What is the scope of protection for a two-letter trademark? Novagraaf’s Frouke Hekker examines the implications of a recent EU General Court ruling.
The holder of the European trademark WE sought to prevent the registration of a figurative mark for the word EW, on the grounds that the marks were confusing similar, due to visual and phonetic similarities, as well as the similarities between the respective goods for which protection is sought. Both trademarks covered similar fashion-related products. EUIPO’s Opposition Division and later its Board of Appeal agreed; however, in its judgment of 4 May, the EU’s General Court annulled the EUIPO decisions.
Likelihood of confusion is a key criteria when assessing the similarity of trademarks. To establish whether there is likelihood of confusion, the visual, phonetic and conceptual similarity will be assessed as well as the goods and/or services involved. This assessment is based on the overall impression given by those marks, account being taken, in particular, of their distinctive and dominant components. A low degree of similarity between the goods or services may be offset by a high degree of similarity between the marks, and vice versa.

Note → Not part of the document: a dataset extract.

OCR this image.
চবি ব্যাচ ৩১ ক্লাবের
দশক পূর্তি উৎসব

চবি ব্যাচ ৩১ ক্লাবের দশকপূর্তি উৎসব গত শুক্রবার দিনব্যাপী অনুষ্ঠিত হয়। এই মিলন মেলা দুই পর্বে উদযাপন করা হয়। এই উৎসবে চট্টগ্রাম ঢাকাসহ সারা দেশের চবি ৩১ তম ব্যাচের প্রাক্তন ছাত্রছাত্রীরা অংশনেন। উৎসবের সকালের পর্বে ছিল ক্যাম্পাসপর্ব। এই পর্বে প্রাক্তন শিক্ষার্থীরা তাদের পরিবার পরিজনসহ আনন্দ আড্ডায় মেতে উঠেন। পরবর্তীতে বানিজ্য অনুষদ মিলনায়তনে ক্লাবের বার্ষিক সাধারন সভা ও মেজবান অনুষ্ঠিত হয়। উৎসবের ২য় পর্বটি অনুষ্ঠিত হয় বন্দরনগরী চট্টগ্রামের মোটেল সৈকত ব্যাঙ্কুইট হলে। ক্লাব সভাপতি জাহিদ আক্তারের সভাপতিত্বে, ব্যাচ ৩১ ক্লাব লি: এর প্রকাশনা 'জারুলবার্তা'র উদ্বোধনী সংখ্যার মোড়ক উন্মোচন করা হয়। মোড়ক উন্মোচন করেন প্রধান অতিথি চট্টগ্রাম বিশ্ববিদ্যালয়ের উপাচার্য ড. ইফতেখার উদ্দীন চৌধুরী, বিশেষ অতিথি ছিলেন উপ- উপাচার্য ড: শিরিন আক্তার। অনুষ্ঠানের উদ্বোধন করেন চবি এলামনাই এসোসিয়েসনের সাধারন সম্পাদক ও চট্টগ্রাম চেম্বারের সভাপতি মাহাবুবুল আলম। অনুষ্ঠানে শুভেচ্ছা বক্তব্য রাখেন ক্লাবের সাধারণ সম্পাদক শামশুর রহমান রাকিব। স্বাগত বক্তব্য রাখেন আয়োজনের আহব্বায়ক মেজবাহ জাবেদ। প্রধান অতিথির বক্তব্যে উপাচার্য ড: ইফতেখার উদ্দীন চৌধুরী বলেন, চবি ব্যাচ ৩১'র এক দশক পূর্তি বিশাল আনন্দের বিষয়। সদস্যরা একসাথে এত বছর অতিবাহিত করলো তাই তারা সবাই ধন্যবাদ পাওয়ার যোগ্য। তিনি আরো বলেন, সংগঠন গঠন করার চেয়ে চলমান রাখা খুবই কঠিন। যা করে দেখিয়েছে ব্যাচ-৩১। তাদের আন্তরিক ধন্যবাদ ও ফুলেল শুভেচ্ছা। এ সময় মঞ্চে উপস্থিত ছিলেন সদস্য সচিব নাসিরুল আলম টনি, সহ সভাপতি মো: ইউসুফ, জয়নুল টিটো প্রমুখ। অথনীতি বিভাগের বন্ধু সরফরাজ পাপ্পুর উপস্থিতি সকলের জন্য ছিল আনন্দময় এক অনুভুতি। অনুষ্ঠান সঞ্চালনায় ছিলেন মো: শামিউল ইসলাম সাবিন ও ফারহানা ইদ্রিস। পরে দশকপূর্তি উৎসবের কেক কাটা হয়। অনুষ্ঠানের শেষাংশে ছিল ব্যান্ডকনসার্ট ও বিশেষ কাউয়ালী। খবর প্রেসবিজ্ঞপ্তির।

Background to the appeal proceedings
EUIPO’s Opposition Division found there to be a likelihood of confusion between the trademarks, which the Board of Appeal upheld. Both the Opposition Division and the Board of Appeal stated (in short) that the signs at issue showed significant visual and phonetic similarities, and that there would therefore be a likelihood of confusion within the relevant public (Italian- and Spanish-speaking consumers).
EU General Court judgment
In appeal against the Board of Appeal’s judgement, the applicant (the trademark holder of the EU figurative mark EW) argued that the earlier EUTM word mark WE has a limited scope of protection because it ‘has little phonetic and visual complexity’ and that the differences between the marks are substantial. It further argued that conceptually, WE has a meaning for the English-speaking public, whereas EW is meaningless.
The EU General Court ruled in favour of the applicant, finding that with shorter signs, the relevant public will see differences between the signs more clearly. It also held that as the letters E and W are in different order, there is a low degree of visual and phonetic similarity. With regard to the meaning of WE, the EU General Court observed that, for the Italian and Spanish public which has no knowledge of English, WE is meaningless and therefore conceptually neutral. For the English-speaking public however, the General Court stated that, in conformity with the argument of the applicant, the marks are conceptually dissimilar.
Based on the above considerations, the General Court annulled the decision of the Board of Appeal in its entirety, finding there to be no likelihood of confusion between the earlier trademark and the trademark applied for.
Frouke Hekker works at Novagraaf’s Competence Centre. She is based in Amsterdam.